There was a group activity we did back when I was in hospice training. (Side note, this was a weeklong in-person thing at the time, but I believe it’s all online modules now. A bummer, but probably more accessible for people who can’t devote a full week to that.) I am of course hazy on the details, because my brain is basically a small crumbling piece of menopausal swiss cheese, but it involved writing things that were important to us on pieces of paper. Going to the movies, visiting family, reading books, climbing mountains, going to coffee with a friend, and so on.

We went through several rounds where we were asked to give up one of the pieces of paper, until we were left with just one, and then we had to give that one up. And listen, I’m not describing this well, but it was surprisingly emotional — imagine having to choose between reading and walking, etc. This exercise was intended to show how it can be for a dying person. Bit by bit, you lose your life. You stop being able to do the things you loved. You don’t see the people you loved. Eventually you may be just in a wheelchair, a bed. So many of the people I have visited have this one small spot that they’re in, and they cannot leave.

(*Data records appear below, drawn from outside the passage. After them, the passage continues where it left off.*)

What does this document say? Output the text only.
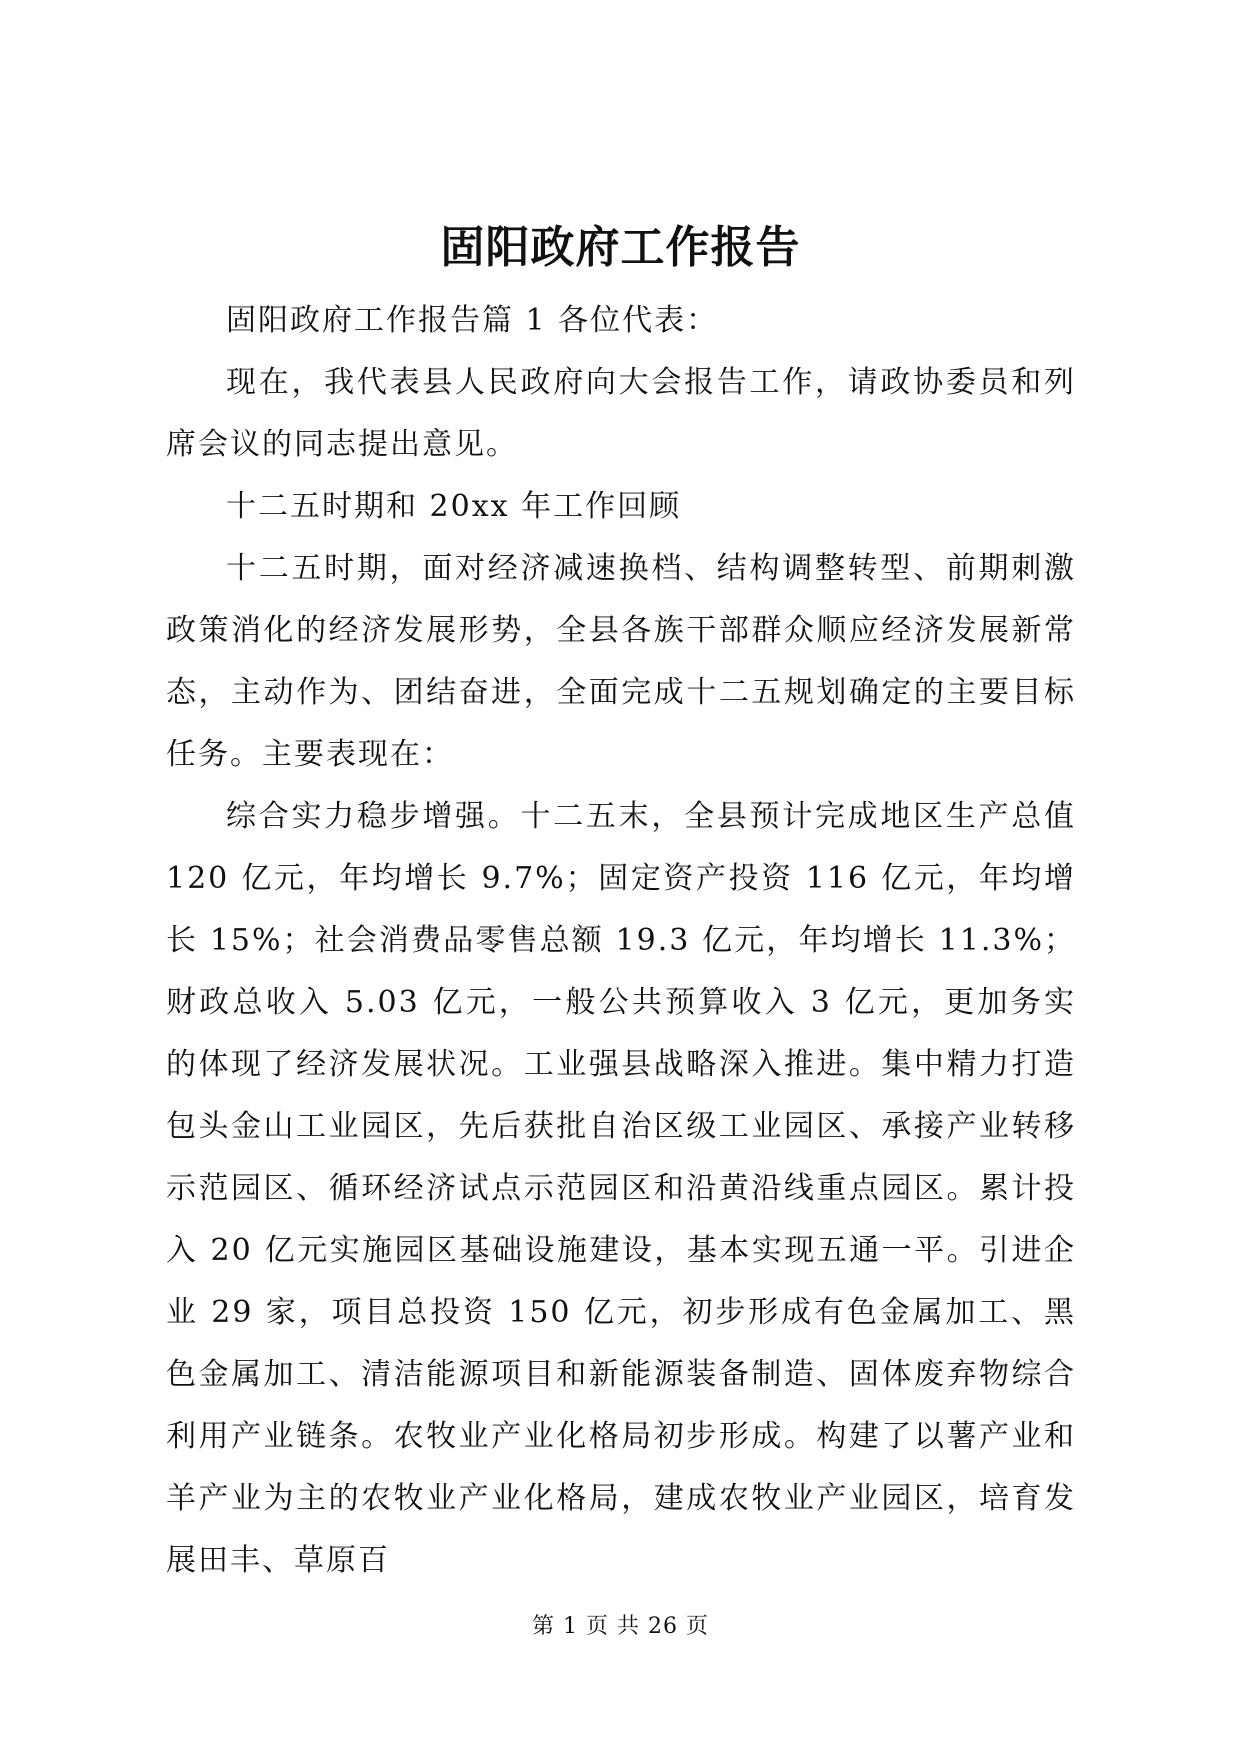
固阳政府工作报告

固阳政府工作报告篇 1 各位代表：

现在，我代表县人民政府向大会报告工作，请政协委员和列席会议的同志提出意见。

十二五时期和 20xx 年工作回顾

十二五时期，面对经济减速换档、结构调整转型、前期刺激政策消化的经济发展形势，全县各族干部群众顺应经济发展新常态，主动作为、团结奋进，全面完成十二五规划确定的主要目标任务。主要表现在：

综合实力稳步增强。十二五末，全县预计完成地区生产总值 120 亿元，年均增长 9.7%；固定资产投资 116 亿元，年均增长 15%；社会消费品零售总额 19.3 亿元，年均增长 11.3%；财政总收入 5.03 亿元，一般公共预算收入 3 亿元，更加务实的体现了经济发展状况。工业强县战略深入推进。集中精力打造包头金山工业园区，先后获批自治区级工业园区、承接产业转移示范园区、循环经济试点示范园区和沿黄沿线重点园区。累计投入 20 亿元实施园区基础设施建设，基本实现五通一平。引进企业 29 家，项目总投资 150 亿元，初步形成有色金属加工、黑色金属加工、清洁能源项目和新能源装备制造、固体废弃物综合利用产业链条。农牧业产业化格局初步形成。构建了以薯产业和羊产业为主的农牧业产业化格局，建成农牧业产业园区，培育发展田丰、草原百

第 1 页 共 26 页
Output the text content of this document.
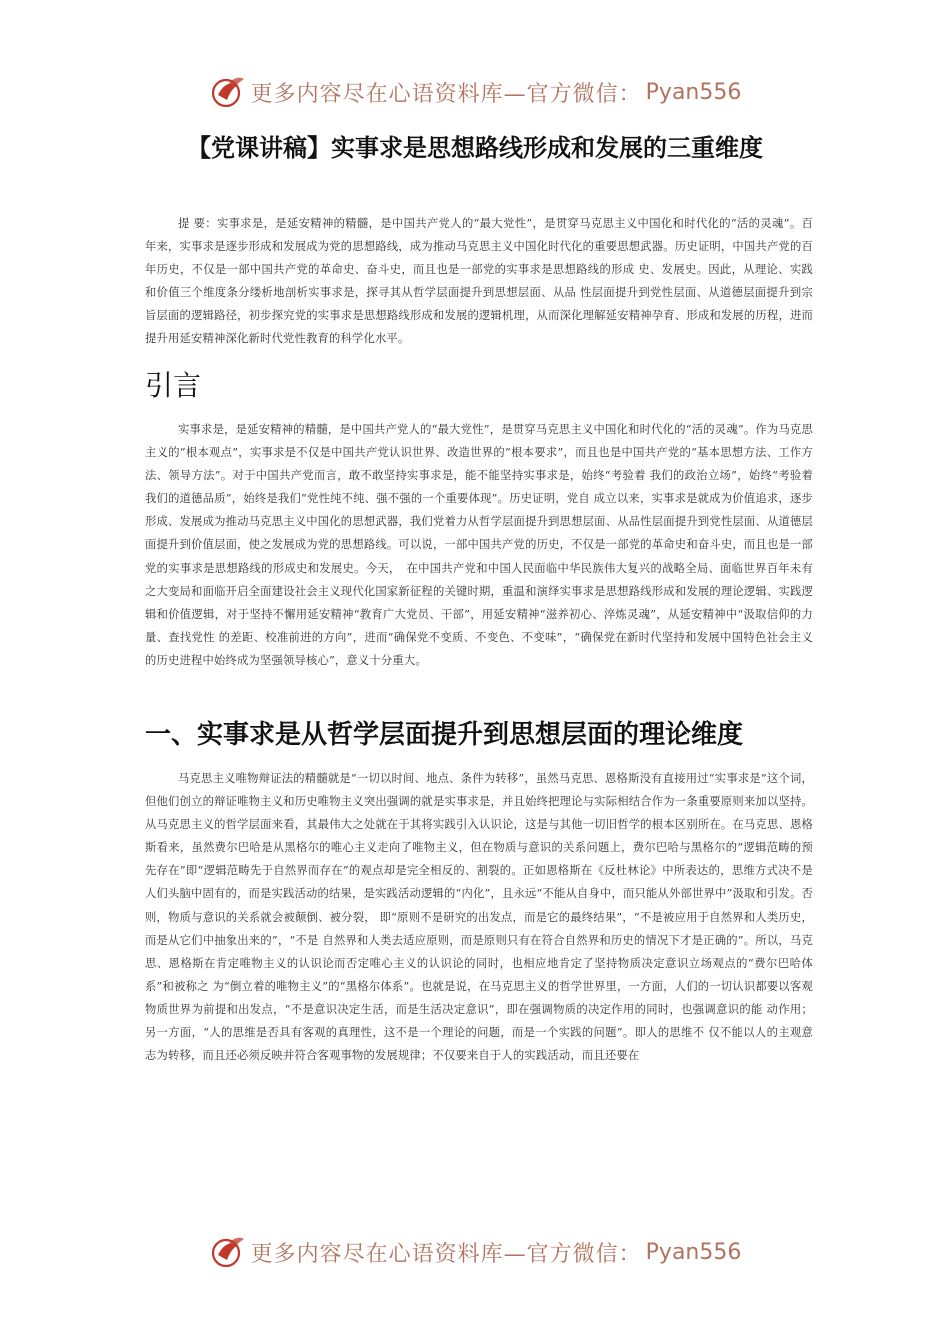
更多内容尽在心语资料库—官方微信： Pyan556
【党课讲稿】实事求是思想路线形成和发展的三重维度

提 要：实事求是，是延安精神的精髓，是中国共产党人的“最大党性”，是贯穿马克思主义中国化和时代化的“活的灵魂”。百年来，实事求是逐步形成和发展成为党的思想路线，成为推动马克思主义中国化时代化的重要思想武器。历史证明，中国共产党的百年历史，不仅是一部中国共产党的革命史、奋斗史，而且也是一部党的实事求是思想路线的形成 史、发展史。因此，从理论、实践和价值三个维度条分缕析地剖析实事求是，探寻其从哲学层面提升到思想层面、从品 性层面提升到党性层面、从道德层面提升到宗旨层面的逻辑路径，初步探究党的实事求是思想路线形成和发展的逻辑机理，从而深化理解延安精神孕育、形成和发展的历程，进而提升用延安精神深化新时代党性教育的科学化水平。

引言

实事求是，是延安精神的精髓，是中国共产党人的“最大党性”，是贯穿马克思主义中国化和时代化的“活的灵魂”。作为马克思主义的“根本观点”，实事求是不仅是中国共产党认识世界、改造世界的“根本要求”，而且也是中国共产党的“基本思想方法、工作方法、领导方法”。对于中国共产党而言，敢不敢坚持实事求是，能不能坚持实事求是，始终“考验着 我们的政治立场”，始终“考验着我们的道德品质”，始终是我们“党性纯不纯、强不强的一个重要体现”。历史证明，党自 成立以来，实事求是就成为价值追求，逐步形成、发展成为推动马克思主义中国化的思想武器，我们党着力从哲学层面提升到思想层面、从品性层面提升到党性层面、从道德层面提升到价值层面，使之发展成为党的思想路线。可以说，一部中国共产党的历史，不仅是一部党的革命史和奋斗史，而且也是一部党的实事求是思想路线的形成史和发展史。今天，　在中国共产党和中国人民面临中华民族伟大复兴的战略全局、面临世界百年未有之大变局和面临开启全面建设社会主义现代化国家新征程的关键时期，重温和演绎实事求是思想路线形成和发展的理论逻辑、实践逻辑和价值逻辑，对于坚持不懈用延安精神“教育广大党员、干部”，用延安精神“滋养初心、淬炼灵魂”，从延安精神中“汲取信仰的力量、查找党性 的差距、校准前进的方向”，进而“确保党不变质、不变色、不变味”，“确保党在新时代坚持和发展中国特色社会主义的历史进程中始终成为坚强领导核心”，意义十分重大。

一、实事求是从哲学层面提升到思想层面的理论维度

马克思主义唯物辩证法的精髓就是“一切以时间、地点、条件为转移”，虽然马克思、恩格斯没有直接用过“实事求是”这个词，但他们创立的辩证唯物主义和历史唯物主义突出强调的就是实事求是，并且始终把理论与实际相结合作为一条重要原则来加以坚持。从马克思主义的哲学层面来看，其最伟大之处就在于其将实践引入认识论，这是与其他一切旧哲学的根本区别所在。在马克思、恩格斯看来，虽然费尔巴哈是从黑格尔的唯心主义走向了唯物主义，但在物质与意识的关系问题上，费尔巴哈与黑格尔的“逻辑范畴的预先存在”即“逻辑范畴先于自然界而存在”的观点却是完全相反的、割裂的。正如恩格斯在《反杜林论》中所表达的，思维方式决不是人们头脑中固有的，而是实践活动的结果，是实践活动逻辑的“内化”，且永远“不能从自身中，而只能从外部世界中”汲取和引发。否则，物质与意识的关系就会被颠倒、被分裂， 即“原则不是研究的出发点，而是它的最终结果”，“不是被应用于自然界和人类历史，而是从它们中抽象出来的”，“不是 自然界和人类去适应原则，而是原则只有在符合自然界和历史的情况下才是正确的”。所以，马克思、恩格斯在肯定唯物主义的认识论而否定唯心主义的认识论的同时，也相应地肯定了坚持物质决定意识立场观点的“费尔巴哈体系”和被称之 为“倒立着的唯物主义”的“黑格尔体系”。也就是说，在马克思主义的哲学世界里，一方面，人们的一切认识都要以客观物质世界为前提和出发点，“不是意识决定生活，而是生活决定意识”，即在强调物质的决定作用的同时，也强调意识的能 动作用；另一方面，“人的思维是否具有客观的真理性，这不是一个理论的问题，而是一个实践的问题”。即人的思维不 仅不能以人的主观意志为转移，而且还必须反映并符合客观事物的发展规律；不仅要来自于人的实践活动，而且还要在

更多内容尽在心语资料库—官方微信： Pyan556
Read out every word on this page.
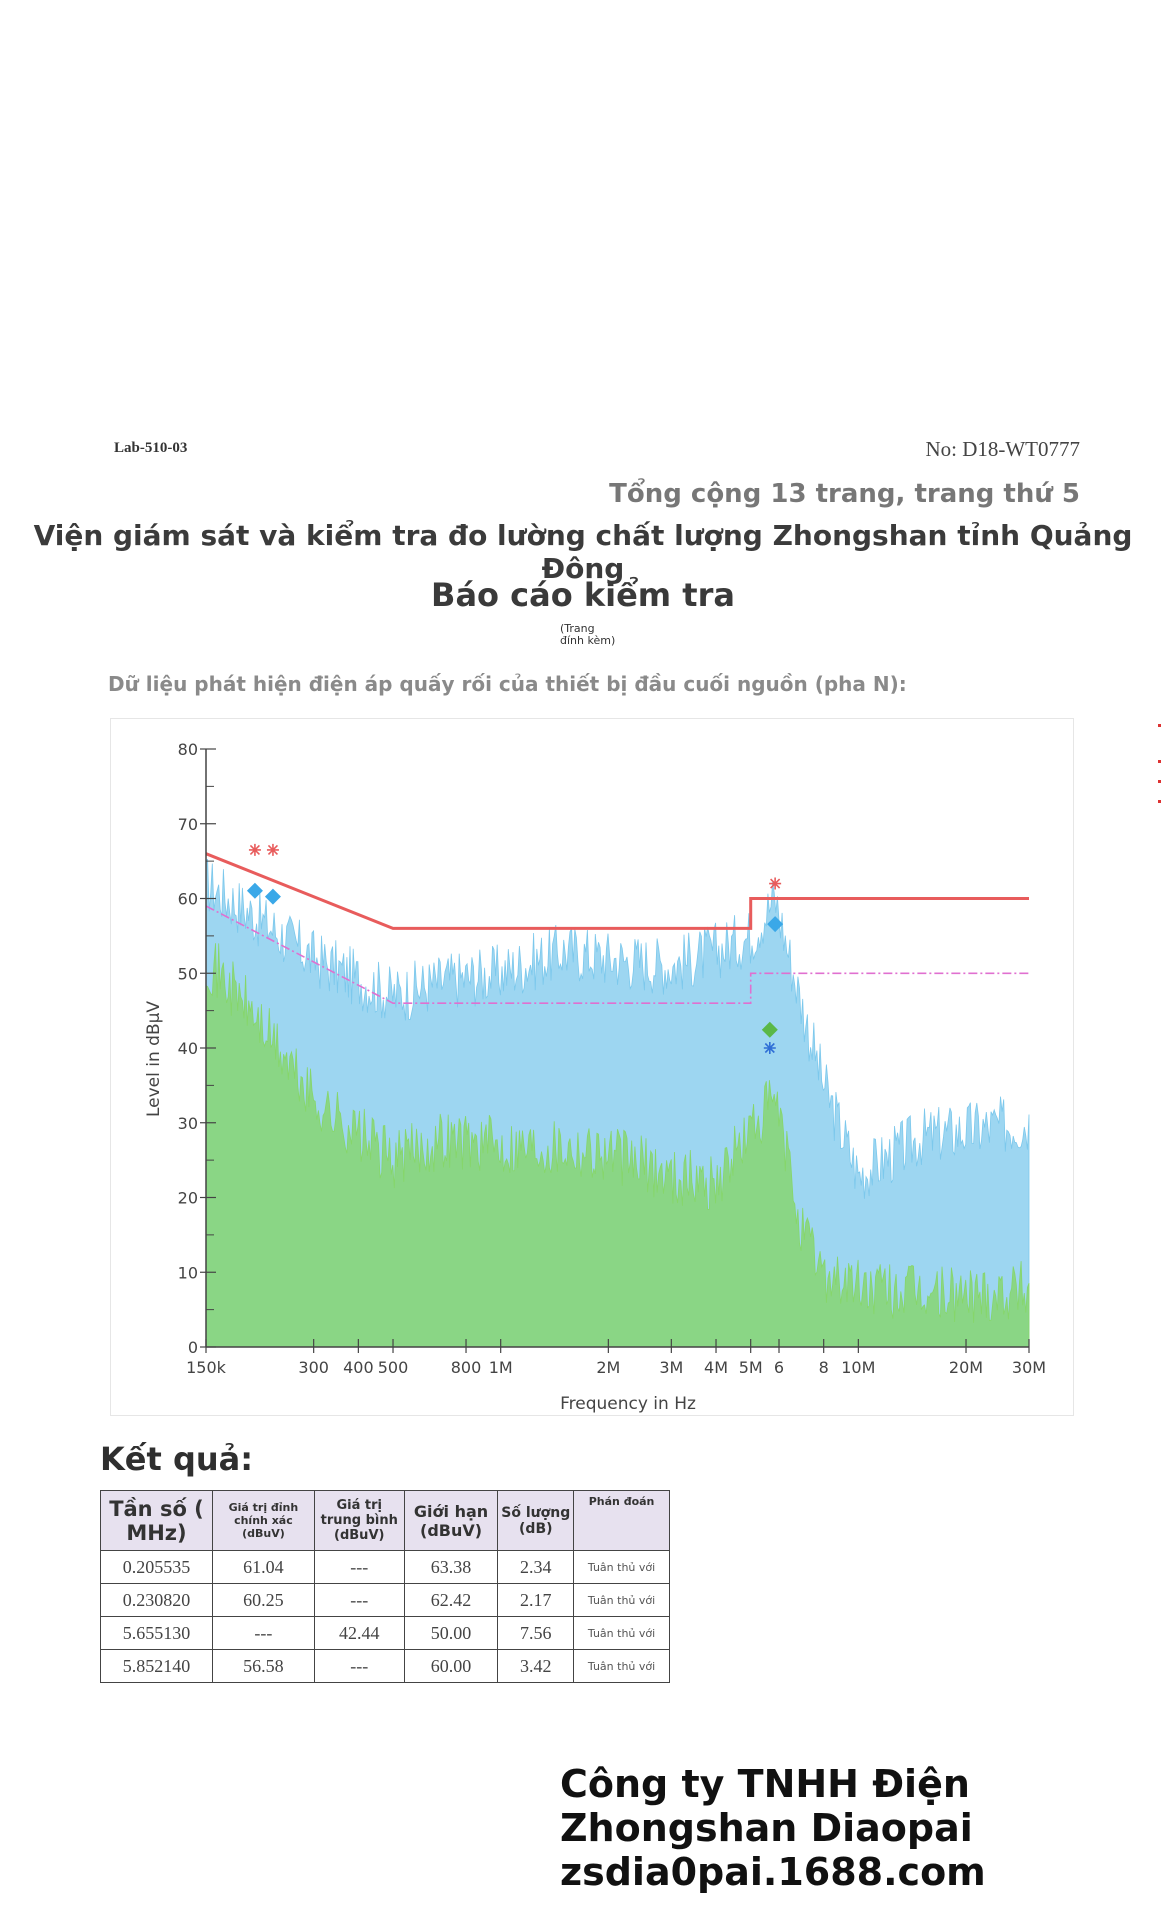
Lab-510-03	No: D18-WT0777
Tổng cộng 13 trang, trang thứ 5
Viện giám sát và kiểm tra đo lường chất lượng Zhongshan tỉnh Quảng Đông
Báo cáo kiểm tra
(Trang
đính kèm)
Dữ liệu phát hiện điện áp quấy rối của thiết bị đầu cuối nguồn (pha N):
0
10
20
30
40
50
60
70
80
150k	300 400 500	800 1M	2M 3M 4M 5M 6 8 10M	20M 30M
Frequency in Hz
Level in dBµV
Kết quả:
Tần số ( MHz)	Giá trị đỉnh chính xác (dBuV)	Giá trị trung bình (dBuV)	Giới hạn (dBuV)	Số lượng (dB)	Phán đoán
0.205535	61.04	---	63.38	2.34	Tuân thủ với
0.230820	60.25	---	62.42	2.17	Tuân thủ với
5.655130	---	42.44	50.00	7.56	Tuân thủ với
5.852140	56.58	---	60.00	3.42	Tuân thủ với
Công ty TNHH Điện
Zhongshan Diaopai
zsdia0pai.1688.com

Someone asked me once if doing this work has made me less afraid of death, and I said yes and no. Yes in the sense that I truly see it as natural, and that what the body goes through is not gross or creepy. No in the sense that it remains the biggest mystery none of us can understand, and no in the sense that I know we often can’t control how the end of life stage goes and sometimes it just fucking sucks.

It’s scary to think about end of life for all of us, really. For those who don’t have the resources for care, and that will be SO MANY OF US, how’s it going to be? I personally hope it doesn’t come to that for me. Like, don’t take me too soon, Universe, but don’t keep me around too long either.

(We don’t get to pick. I remember sweet Olive, the first lady I saw, and how gently, sadly baffled she was that she was still alive. Everyone around her had died, and she could not understand why God kept her.)

Wow has this depressed anyone yet? Okay, all to say I really did have a lovely day yesterday, a little intense but it felt good to feel useful. Today I get to see Little Joe, and tomorrow I’m helping a different organization that works with kids. Life continues, at least for now.